Janne Pylkkönen is defending his PhD thesis "Towards Efficient and Robust Automatic Speech Recognition: Decoding Techniques and Discriminative Training" on Friday, 22nd of March, 2013 at Aalto University School of Science. The research has been conducted in a research group focusing on speech technology, lead by Prof. Mikko Kurimo. Dr. Erik McDermott, Google, is serving as the opponent and Prof. Erkki Oja as the custos. The research on speech recognition has long roots in Otaniemi as Academician Teuvo Kohonen conducted active research in this area already in early 1980s and developed the famous neural phonetic typewriter with his team.

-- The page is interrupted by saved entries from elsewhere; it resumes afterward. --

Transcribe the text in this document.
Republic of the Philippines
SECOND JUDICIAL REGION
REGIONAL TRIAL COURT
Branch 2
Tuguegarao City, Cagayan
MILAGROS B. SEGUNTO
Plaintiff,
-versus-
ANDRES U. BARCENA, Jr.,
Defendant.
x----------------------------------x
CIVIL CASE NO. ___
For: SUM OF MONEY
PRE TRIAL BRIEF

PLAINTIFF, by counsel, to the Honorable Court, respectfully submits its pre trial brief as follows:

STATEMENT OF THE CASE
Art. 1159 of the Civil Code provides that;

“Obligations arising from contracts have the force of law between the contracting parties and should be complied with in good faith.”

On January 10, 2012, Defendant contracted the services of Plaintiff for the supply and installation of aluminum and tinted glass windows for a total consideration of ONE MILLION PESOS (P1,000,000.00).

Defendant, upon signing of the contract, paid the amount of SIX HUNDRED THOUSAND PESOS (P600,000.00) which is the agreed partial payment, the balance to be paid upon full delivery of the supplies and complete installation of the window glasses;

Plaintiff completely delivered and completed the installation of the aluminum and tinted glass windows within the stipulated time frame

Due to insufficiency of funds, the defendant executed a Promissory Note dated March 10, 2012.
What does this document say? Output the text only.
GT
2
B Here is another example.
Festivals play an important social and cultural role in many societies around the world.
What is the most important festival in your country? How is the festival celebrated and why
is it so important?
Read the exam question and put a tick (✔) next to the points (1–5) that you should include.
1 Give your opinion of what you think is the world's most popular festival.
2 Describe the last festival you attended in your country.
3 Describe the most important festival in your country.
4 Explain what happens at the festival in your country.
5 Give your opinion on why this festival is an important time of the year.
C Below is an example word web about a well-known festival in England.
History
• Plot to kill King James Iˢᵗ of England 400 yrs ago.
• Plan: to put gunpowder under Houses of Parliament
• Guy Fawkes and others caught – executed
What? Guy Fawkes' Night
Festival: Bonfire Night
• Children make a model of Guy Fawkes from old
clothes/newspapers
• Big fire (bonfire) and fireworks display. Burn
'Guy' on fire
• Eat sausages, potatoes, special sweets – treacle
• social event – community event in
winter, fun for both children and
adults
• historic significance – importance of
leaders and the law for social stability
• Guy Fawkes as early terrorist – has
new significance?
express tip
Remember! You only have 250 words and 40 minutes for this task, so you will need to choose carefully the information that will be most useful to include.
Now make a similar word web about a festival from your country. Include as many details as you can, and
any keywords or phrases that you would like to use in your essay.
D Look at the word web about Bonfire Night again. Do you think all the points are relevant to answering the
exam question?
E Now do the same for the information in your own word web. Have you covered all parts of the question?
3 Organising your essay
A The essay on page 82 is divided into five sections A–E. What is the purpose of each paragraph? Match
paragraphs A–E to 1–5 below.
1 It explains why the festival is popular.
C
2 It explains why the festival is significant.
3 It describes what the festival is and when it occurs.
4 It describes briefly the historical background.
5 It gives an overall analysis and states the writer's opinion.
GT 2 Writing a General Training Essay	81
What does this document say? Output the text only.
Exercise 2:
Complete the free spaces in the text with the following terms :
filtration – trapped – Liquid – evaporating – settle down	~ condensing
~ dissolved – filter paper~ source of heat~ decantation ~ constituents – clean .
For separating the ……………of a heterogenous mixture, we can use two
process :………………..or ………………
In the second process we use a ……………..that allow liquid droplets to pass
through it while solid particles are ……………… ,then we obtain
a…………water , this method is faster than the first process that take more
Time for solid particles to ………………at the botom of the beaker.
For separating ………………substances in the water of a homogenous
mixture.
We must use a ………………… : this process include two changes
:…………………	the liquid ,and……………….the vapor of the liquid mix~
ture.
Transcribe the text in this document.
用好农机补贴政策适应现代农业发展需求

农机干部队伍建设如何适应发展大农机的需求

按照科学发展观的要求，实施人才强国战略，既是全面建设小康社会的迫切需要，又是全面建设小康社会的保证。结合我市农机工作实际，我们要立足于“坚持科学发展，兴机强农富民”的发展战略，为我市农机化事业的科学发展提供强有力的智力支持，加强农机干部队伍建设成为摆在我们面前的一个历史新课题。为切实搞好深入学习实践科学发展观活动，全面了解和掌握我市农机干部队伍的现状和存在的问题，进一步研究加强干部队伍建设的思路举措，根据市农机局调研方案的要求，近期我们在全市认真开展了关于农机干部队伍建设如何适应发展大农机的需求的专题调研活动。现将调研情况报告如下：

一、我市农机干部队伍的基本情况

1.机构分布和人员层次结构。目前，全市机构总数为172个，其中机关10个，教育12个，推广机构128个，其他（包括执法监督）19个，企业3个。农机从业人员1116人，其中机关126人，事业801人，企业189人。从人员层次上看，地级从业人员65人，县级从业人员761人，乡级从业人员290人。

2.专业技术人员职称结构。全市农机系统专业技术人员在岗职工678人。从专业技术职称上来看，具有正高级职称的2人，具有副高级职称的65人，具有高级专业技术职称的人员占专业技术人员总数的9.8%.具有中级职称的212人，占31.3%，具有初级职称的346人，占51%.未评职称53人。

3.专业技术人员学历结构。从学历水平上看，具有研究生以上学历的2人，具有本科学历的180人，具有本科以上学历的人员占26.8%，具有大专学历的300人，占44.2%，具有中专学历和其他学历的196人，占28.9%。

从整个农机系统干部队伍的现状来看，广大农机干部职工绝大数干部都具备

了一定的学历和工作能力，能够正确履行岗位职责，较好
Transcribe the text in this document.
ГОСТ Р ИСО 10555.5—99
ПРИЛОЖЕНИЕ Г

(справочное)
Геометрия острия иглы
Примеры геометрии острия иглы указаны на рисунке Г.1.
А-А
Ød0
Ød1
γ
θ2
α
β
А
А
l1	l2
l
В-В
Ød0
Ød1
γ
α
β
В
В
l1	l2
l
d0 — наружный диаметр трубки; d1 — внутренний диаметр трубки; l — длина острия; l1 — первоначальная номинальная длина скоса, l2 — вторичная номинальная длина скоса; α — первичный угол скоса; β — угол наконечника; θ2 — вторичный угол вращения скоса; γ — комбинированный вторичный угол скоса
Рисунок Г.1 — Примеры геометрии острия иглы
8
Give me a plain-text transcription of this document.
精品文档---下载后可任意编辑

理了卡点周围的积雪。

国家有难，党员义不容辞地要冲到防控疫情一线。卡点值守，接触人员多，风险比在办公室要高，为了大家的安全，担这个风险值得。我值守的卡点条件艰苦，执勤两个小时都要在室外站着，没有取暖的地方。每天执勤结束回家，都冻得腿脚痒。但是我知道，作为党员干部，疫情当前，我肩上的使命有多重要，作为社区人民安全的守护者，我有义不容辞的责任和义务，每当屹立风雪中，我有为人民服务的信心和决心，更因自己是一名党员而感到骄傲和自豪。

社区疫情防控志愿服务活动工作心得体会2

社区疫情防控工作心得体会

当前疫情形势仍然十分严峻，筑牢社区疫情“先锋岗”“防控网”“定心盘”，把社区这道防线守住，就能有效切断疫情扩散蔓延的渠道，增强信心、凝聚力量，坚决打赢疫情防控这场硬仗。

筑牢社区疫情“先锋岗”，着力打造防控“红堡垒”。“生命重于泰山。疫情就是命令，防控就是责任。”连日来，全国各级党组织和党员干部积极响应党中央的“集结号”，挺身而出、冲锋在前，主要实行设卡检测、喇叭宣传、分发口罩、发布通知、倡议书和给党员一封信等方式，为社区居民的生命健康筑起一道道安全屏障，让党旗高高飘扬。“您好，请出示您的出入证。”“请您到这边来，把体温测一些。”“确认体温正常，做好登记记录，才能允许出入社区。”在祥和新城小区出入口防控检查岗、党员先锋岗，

Pylkkönen's thesis presents methods for decoding and modeling the acoustics for large vocabulary continuous speech recognition with two main contributions. First, he has developed a large vocabulary decoder suitable especially for morphologically rich languages. Second, he has improved discriminative training of acoustic models to increase their robustness. The thesis also includes a theoretical analysis of discriminative training where the extended Baum-Welch algorithm is formulated as a constrained optimization method. The methods have been tested using a speech recognition system that has been developed over the years with contributions from a number of researchers.
In his opening statement, Erik McDermott first told that he works in the speech division at Google that develops speech recognition capabilities of the Android phones. He mentioned that Android has speech recognition for 40 languages including Finnish. He reminded of the challenges related to speech recognition. There are still fundamental problems with the technology and therefore active research is still needed. McDermott recognized the important contributions by Teuvo Kohonen and Erkki Oja in providing what he called an organic view to pattern recognition systems. In essence, this refers to the contributions related to unsupervised machine learning where systems improve over time based on a data-driven approach.
In the discussion, several methodological themes considered in detail related to decoding techniques, potential use of finite-state transducers, pruning techniques, discriminative training, maximum likelihood modeling and Gaussian mixtures.